Mahkamah menemukan bahwa permasalahan dalam kasus korupsi bukan hanya kepatuhan terhadap standar hukum, namun juga kepatuhan terhadap prosedur penegakan hukum oleh aparat penegak hukum.
“Di sini, aparat penegak hukum harus mengesampingkan keragu-raguan atau ewuh pakewuh dalam perkara pidana korupsi, apalagi dalam perkara yang telah diatur secara tegas dalam ketentuan peraturan perundang-undangan,” kata hakim konstitusi Arsul Sani.
Oleh karena itu, Mahkamah Konstitusi memandang perlu untuk menegaskan Art. 42 UU 30/2002.
Menurut Mahkamah Konstitusi, pasal tersebut harus dipahami sebagai ketentuan yang memberi wewenang kepada Komisi Pemberantasan Korupsi (KPK) untuk mengusut, mengusut, dan mengadili perkara korupsi, sepanjang perkara tersebut terdeteksi/diselesaikan.

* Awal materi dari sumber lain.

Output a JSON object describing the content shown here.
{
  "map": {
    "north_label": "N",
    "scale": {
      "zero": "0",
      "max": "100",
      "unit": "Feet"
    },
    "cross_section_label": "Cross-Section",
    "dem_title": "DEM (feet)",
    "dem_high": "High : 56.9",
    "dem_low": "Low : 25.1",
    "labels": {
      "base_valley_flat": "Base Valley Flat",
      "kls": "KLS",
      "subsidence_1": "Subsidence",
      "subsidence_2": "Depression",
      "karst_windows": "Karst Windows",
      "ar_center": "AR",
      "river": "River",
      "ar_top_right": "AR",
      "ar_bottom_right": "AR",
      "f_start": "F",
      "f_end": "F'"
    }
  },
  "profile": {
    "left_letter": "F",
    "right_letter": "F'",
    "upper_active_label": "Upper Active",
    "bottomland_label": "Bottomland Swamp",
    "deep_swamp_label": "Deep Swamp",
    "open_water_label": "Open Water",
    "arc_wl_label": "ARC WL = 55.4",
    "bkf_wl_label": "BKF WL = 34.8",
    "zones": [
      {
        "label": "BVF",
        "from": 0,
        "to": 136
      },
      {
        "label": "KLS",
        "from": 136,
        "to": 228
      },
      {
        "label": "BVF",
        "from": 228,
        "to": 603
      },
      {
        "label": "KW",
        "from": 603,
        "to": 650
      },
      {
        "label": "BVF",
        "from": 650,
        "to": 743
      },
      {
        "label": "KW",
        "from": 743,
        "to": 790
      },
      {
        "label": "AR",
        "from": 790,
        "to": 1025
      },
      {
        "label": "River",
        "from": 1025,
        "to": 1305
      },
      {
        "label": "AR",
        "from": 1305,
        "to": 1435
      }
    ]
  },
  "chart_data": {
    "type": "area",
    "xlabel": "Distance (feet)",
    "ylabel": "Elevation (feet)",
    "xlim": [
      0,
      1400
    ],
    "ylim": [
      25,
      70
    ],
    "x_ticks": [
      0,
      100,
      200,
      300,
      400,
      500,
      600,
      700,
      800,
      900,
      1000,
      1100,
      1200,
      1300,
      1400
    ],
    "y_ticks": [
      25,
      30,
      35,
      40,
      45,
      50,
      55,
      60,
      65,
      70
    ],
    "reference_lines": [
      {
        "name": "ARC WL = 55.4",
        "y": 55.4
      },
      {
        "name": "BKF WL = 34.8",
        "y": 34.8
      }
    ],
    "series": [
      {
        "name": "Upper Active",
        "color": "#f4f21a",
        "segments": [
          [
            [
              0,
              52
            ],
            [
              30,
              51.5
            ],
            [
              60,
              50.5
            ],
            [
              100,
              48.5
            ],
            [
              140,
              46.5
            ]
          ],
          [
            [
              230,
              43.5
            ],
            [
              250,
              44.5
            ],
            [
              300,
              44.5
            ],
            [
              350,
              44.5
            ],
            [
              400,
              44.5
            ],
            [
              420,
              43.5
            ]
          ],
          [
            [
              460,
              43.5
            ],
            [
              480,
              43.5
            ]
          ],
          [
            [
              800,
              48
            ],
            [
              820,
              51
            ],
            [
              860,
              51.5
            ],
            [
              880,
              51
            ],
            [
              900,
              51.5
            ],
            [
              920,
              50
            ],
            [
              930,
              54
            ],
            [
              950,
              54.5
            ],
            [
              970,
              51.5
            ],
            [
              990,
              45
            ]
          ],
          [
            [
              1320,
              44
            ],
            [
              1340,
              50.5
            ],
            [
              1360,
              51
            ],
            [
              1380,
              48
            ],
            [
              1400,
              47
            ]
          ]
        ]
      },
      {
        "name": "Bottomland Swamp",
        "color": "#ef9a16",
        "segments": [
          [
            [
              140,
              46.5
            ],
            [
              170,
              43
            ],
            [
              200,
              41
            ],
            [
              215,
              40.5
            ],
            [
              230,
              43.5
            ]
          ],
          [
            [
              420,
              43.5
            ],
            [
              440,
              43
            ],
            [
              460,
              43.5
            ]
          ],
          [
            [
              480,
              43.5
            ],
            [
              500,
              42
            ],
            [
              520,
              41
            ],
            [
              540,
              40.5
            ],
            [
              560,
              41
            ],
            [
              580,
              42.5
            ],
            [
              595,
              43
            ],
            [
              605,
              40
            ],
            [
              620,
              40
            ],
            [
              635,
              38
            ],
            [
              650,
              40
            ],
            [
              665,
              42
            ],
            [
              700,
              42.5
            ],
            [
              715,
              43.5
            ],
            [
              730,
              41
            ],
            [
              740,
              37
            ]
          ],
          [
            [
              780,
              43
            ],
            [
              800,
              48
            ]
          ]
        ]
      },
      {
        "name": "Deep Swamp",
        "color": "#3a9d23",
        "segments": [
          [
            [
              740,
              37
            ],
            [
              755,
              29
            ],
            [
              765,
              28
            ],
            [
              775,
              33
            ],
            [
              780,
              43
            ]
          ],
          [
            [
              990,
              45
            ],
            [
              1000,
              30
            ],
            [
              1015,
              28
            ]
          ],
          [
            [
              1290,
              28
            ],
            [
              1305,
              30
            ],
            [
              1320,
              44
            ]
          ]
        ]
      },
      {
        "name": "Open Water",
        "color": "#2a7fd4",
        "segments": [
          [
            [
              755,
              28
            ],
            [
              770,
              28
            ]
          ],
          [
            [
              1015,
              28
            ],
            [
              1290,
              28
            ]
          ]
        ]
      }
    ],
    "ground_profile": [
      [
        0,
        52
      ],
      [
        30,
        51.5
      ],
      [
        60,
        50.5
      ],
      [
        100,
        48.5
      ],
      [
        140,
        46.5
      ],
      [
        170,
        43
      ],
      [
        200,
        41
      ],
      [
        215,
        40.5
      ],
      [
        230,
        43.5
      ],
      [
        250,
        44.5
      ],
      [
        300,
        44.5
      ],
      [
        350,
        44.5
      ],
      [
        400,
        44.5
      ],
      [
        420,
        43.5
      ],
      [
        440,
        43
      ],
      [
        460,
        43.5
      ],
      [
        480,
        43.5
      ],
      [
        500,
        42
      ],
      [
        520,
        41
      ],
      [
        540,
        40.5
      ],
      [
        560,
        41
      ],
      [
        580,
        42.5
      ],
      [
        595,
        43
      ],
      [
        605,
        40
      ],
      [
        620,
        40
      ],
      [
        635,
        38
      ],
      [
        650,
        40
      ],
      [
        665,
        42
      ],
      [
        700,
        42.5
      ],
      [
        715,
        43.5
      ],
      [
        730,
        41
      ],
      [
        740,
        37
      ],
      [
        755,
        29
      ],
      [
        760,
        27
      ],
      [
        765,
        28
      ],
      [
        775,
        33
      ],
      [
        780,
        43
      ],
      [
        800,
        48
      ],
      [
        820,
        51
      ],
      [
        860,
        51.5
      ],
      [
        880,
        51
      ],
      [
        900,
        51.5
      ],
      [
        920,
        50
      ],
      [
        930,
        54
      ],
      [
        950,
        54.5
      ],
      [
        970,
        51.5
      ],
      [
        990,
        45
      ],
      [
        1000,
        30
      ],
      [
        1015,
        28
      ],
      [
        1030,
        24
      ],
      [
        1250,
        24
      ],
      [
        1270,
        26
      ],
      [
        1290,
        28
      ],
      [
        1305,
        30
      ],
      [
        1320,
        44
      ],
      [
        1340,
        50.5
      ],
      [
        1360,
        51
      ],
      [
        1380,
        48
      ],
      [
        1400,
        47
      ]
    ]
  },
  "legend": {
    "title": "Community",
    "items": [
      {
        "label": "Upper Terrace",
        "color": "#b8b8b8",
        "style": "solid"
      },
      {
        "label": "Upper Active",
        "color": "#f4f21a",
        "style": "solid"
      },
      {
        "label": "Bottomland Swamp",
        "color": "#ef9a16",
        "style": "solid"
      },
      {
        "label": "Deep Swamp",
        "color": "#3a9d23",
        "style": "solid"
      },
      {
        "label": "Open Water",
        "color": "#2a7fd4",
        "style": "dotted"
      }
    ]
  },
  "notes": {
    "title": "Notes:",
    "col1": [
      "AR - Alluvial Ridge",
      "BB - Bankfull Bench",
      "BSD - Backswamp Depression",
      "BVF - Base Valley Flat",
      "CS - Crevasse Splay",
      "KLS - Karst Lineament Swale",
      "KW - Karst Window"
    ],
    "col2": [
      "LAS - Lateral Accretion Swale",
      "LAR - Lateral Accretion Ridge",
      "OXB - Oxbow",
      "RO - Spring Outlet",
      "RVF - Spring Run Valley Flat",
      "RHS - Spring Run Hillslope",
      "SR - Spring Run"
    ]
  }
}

Pengelolaan.
Artinya, selama tindak pidana korupsi dilakukan secara bersama-sama oleh pihak sipil dan militer, yang akan ditangani oleh Komisi Pemberantasan Korupsi, atau diprakarsai sejak awal oleh Komisi Pemberantasan Korupsi, maka kasus tersebut akan dipertimbangkan oleh Komisi Pemberantasan Korupsi. sampai dengan putusan pengadilan yang mempunyai kekuatan hukum tetap.
“Sebaliknya, dalam hal tindak pidana korupsi yang dilakukan oleh orang-orang dengan hukuman militer yang terdeteksi dan diselidiki oleh lembaga penegak hukum selain Komisi Pemberantasan Korupsi, maka otoritas hukum lain tersebut tidak mempunyai kewajiban untuk merujuknya ke Pengadilan. aparat penegak hukum Komisi Pemberantasan Korupsi,” kata Suhartoyo sambil membacakan justifikasi hukum Mahkamah Konstitusi. .
Oleh karena itu, Seni. 42 Undang-Undang Nomor 30 Tahun 2002 secara lengkap menyatakan: “Komisi Pemberantasan Korupsi (KPK) berwenang mengoordinasikan dan mengawasi penyidikan, penyidikan, dan penuntutan tindak pidana korupsi yang dilakukan secara bersama-sama oleh orang yang tunduk pada hukum militer dan orang sipil.” keadilan, dengan syarat perkara itu diselidiki sejak awal oleh aparat penegak hukum atau diprakarsai/dideteksi oleh dewan tipikor.”
Dengan penegasan tersebut, Mahkamah Konstitusi berharap tidak ada keraguan lagi bahwa KPK akan menjalankan kewenangannya dalam perkara pidana tindak pidana korupsi yang dilakukan secara bersama-sama oleh pihak sipil dan militer, dengan syarat tetap mengikuti proses penegakan hukum. sejak awal oleh Komisi Korupsi.